Depuis une vingtaine d'années cependant, des modèles de migrations de plus longue durée se développent. Même si ces migrations sont encore à prédominance masculine, de plus en plus de femmes y sont impliquées. Vu l'étroitesse du marché salarié, plusieurs femmes se retrouvent aussi dans des situations de précarité économique qui favorisent leur mobilité sexuelle.

Mobilité interne au sein de chaque pays

Les migrations internationales, à elles seules, n'expliquent pas entièrement la diffusion de la maladie. La mobilité à l'intérieur de chaque pays constitue également un catalyseur de la propagation du VIH/SIDA. Hommes et femmes se rendent en ville en quête de travail salarié, d'autres circulent d'un marché à l'autre pour vendre et acheter des produits, vivant et travaillant dans des conditions d'extrême instabilité, propices à susciter des relations passagères avec des partenaires occasionnels et multiples.

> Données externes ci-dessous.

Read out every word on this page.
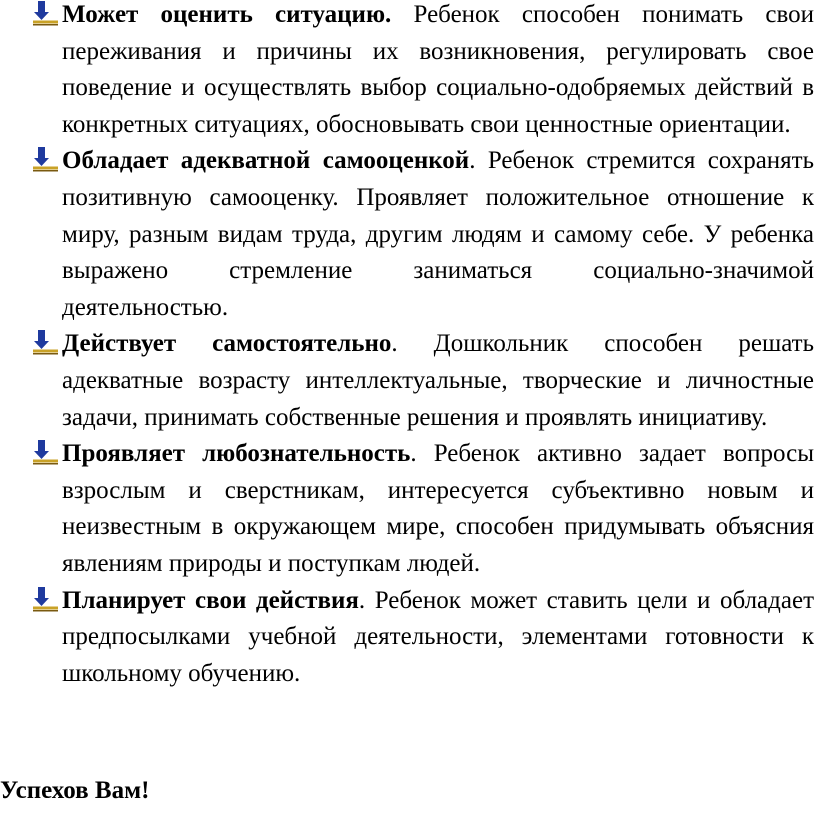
Может оценить ситуацию. Ребенок способен понимать свои переживания и причины их возникновения, регулировать свое поведение и осуществлять выбор социально-одобряемых действий в конкретных ситуациях, обосновывать свои ценностные ориентации.
Обладает адекватной самооценкой. Ребенок стремится сохранять позитивную самооценку. Проявляет положительное отношение к миру, разным видам труда, другим людям и самому себе. У ребенка выражено стремление заниматься социально-значимой деятельностью.
Действует самостоятельно. Дошкольник способен решать адекватные возрасту интеллектуальные, творческие и личностные задачи, принимать собственные решения и проявлять инициативу.
Проявляет любознательность. Ребенок активно задает вопросы взрослым и сверстникам, интересуется субъективно новым и неизвестным в окружающем мире, способен придумывать объясния явлениям природы и поступкам людей.
Планирует свои действия. Ребенок может ставить цели и обладает предпосылками учебной деятельности, элементами готовности к школьному обучению.

Успехов Вам!
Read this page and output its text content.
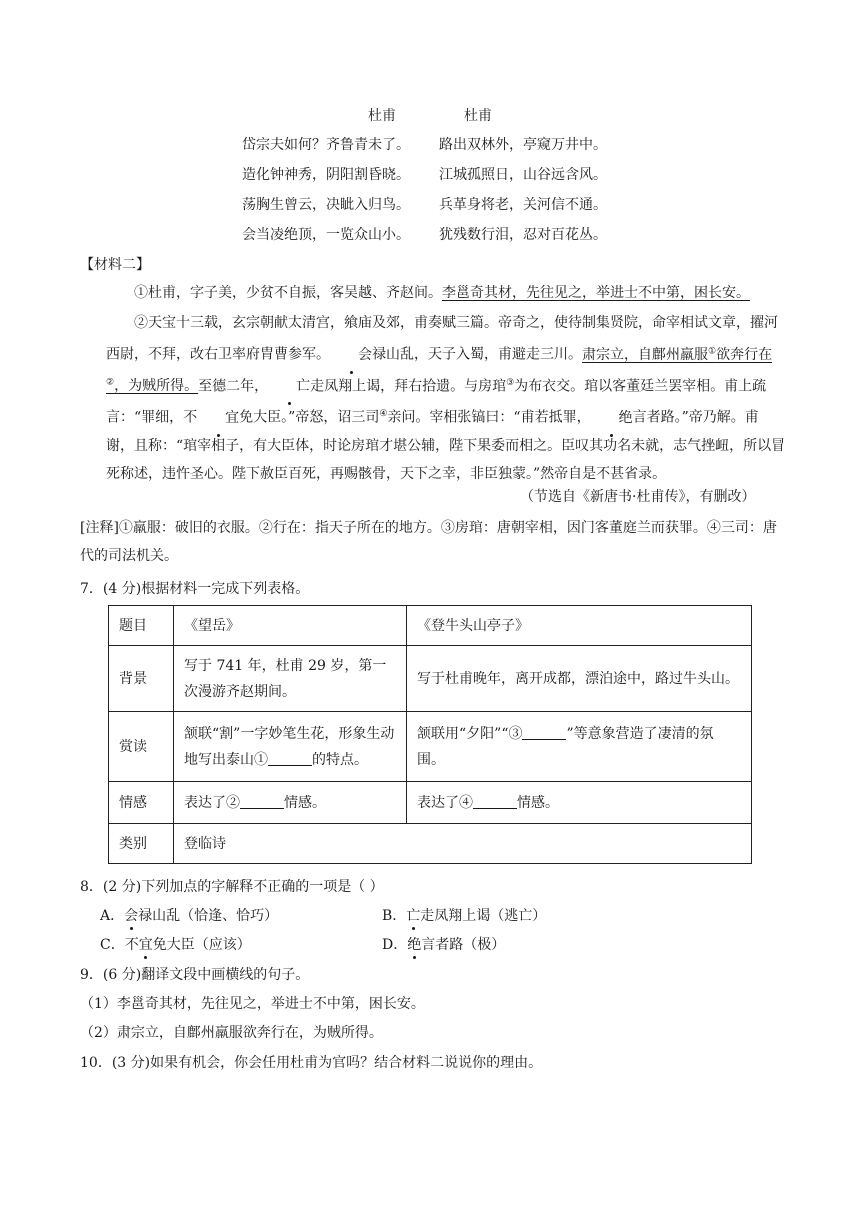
杜甫	杜甫
岱宗夫如何？齐鲁青未了。
造化钟神秀，阴阳割昏晓。
荡胸生曾云，决眦入归鸟。
会当凌绝顶，一览众山小。
路出双林外，亭窥万井中。
江城孤照日，山谷远含风。
兵革身将老，关河信不通。
犹残数行泪，忍对百花丛。
【材料二】
①杜甫，字子美，少贫不自振，客吴越、齐赵间。李邕奇其材，先往见之，举进士不中第，困长安。
②天宝十三载，玄宗朝献太清宫，飨庙及郊，甫奏赋三篇。帝奇之，使待制集贤院，命宰相试文章，擢河西尉，不拜，改右卫率府胄曹参军。 会禄山乱，天子入蜀，甫避走三川。肃宗立，自鄜州羸服①欲奔行在②，为贼所得。至德二年， 亡走凤翔上谒，拜右拾遗。与房琯③为布衣交。琯以客董廷兰罢宰相。甫上疏言：“罪细，不 宜免大臣。”帝怒，诏三司④亲问。宰相张镐曰：“甫若抵罪， 绝言者路。”帝乃解。甫谢，且称：“琯宰相子，有大臣体，时论房琯才堪公辅，陛下果委而相之。臣叹其功名未就，志气挫衄，所以冒死称述，违忤圣心。陛下赦臣百死，再赐骸骨，天下之幸，非臣独蒙。”然帝自是不甚省录。
（节选自《新唐书·杜甫传》，有删改）
[注释]①羸服：破旧的衣服。②行在：指天子所在的地方。③房琯：唐朝宰相，因门客董庭兰而获罪。④三司：唐代的司法机关。
7．(4 分)根据材料一完成下列表格。
题目	《望岳》	《登牛头山亭子》
背景	写于 741 年，杜甫 29 岁，第一次漫游齐赵期间。	写于杜甫晚年，离开成都，漂泊途中，路过牛头山。
赏读	颔联“割”一字妙笔生花，形象生动地写出泰山① 的特点。	颔联用“夕阳”“③ ”等意象营造了凄清的氛围。
情感	表达了② 情感。	表达了④ 情感。
类别	登临诗	
8．(2 分)下列加点的字解释不正确的一项是（ ）
A．会禄山乱（恰逢、恰巧）	B．亡走凤翔上谒（逃亡）
C．不宜免大臣（应该）	D．绝言者路（极）
9．(6 分)翻译文段中画横线的句子。
（1）李邕奇其材，先往见之，举进士不中第，困长安。
（2）肃宗立，自鄜州羸服欲奔行在，为贼所得。
10．(3 分)如果有机会，你会任用杜甫为官吗？结合材料二说说你的理由。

Persistance de certaines coutumes

La mobilité spatiale, assimilable à des déplacements migratoires à des fins économiques, ne rend pas compte à elle seule de la propagation de la maladie. De multiples coutumes locales sont susceptibles de créer des circonstances propices à la transmission du SIDA, de l'intérieur. En font partie:

i) les circoncisions, excisions, scarifications et accouchements, avec l'aide d'accoucheuses traditionnelles, qui sont encore pratiques courantes, et qui se font avec des instruments ancestraux qui répondent certes à des exigences rituelles, mais rarement à des normes d'hygiène acceptables;

ii) les périodes d'euphorie et de permissivité, presque obligatoires, qui accompagnent certains marchés périodiques (le «21» de Rhéo au Burkina Faso, par exemple), des réjouissances annuelles (Pâques, après la commercialisation du café/cacao chez les Baoulé de Côte d'Ivoire) ou des rites de passage marquants (les funérailles en pays Bété en Côte d'Ivoire), où il est non seulement accepté, mais pratiquement recommandé, pour une femme de rencontrer un nombre élevé de partenaires, faute de quoi elle risque de mourir à brève échéance.